What makes it "controversial" to ABC News is that it's different. In a liberal culture that celebrates "diversity" so hard, it's apparent that only some diversity will be tolerated. Other kinds of "diversity" are mocked or, as in this case, warned against. 

"One of the primary purposes of the law in civil government is to restrain evil," Johnson said on one radio show in 2010, according to CNN. "We have to acknowledge collectively that man is inherently evil and needs to be restrained." Since Johnson was summarizing the worldview of most of the men who wrote the Constition, it's hard to see how that's controversial.

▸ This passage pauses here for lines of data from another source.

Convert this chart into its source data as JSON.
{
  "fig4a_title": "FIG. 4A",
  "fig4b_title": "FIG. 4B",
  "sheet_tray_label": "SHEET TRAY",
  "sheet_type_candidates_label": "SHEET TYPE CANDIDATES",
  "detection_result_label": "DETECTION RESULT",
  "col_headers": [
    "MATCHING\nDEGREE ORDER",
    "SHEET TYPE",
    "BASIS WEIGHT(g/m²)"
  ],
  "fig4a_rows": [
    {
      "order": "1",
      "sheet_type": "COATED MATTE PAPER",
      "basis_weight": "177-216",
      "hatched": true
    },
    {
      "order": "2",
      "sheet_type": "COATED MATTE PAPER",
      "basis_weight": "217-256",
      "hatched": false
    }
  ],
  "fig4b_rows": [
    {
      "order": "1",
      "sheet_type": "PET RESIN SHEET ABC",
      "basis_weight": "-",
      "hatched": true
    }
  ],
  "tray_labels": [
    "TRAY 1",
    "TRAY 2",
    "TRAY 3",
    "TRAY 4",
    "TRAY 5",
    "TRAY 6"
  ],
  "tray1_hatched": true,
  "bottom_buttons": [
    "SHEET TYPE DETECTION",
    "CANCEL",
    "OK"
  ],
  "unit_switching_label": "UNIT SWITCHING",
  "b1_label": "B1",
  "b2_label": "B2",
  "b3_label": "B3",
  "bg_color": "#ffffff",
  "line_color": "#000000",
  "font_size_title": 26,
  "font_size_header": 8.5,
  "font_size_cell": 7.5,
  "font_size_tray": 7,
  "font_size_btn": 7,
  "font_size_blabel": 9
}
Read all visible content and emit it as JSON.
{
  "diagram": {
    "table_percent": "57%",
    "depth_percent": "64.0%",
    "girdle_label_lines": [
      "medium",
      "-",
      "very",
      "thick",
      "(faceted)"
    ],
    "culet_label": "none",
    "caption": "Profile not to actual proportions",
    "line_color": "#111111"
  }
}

Johnson is describing the "classical Christian consciousness" that animated most of the founders, most notably Hamilton and Madison. That view held that man was inherently evil and that governments are constituted to restrain the evil impulses of men. This worldview was contradicted by Jefferson's "secular democratic consciousness," which believed in the "perfectability" of man. 

Historian Page Smith argues that the Constitution was written at the last possible moment in human history when the "classical Christian consciousness" could prevail. After the turn of the 19th century and Jefferson's presidency, it would have been too late.

We see these two worldviews clashing almost every day in the courts, legislatures, and any place where closely held beliefs are challenged. It makes for a unique push-pull in American society that, in many important ways, defines our exceptional nature as a country.

It's stupid to fear Johnson and devout Christians. But the left, like everyone else, fears what they don't understand. And why a teenage girl would deny herself sexual pleasure is a mystery to them.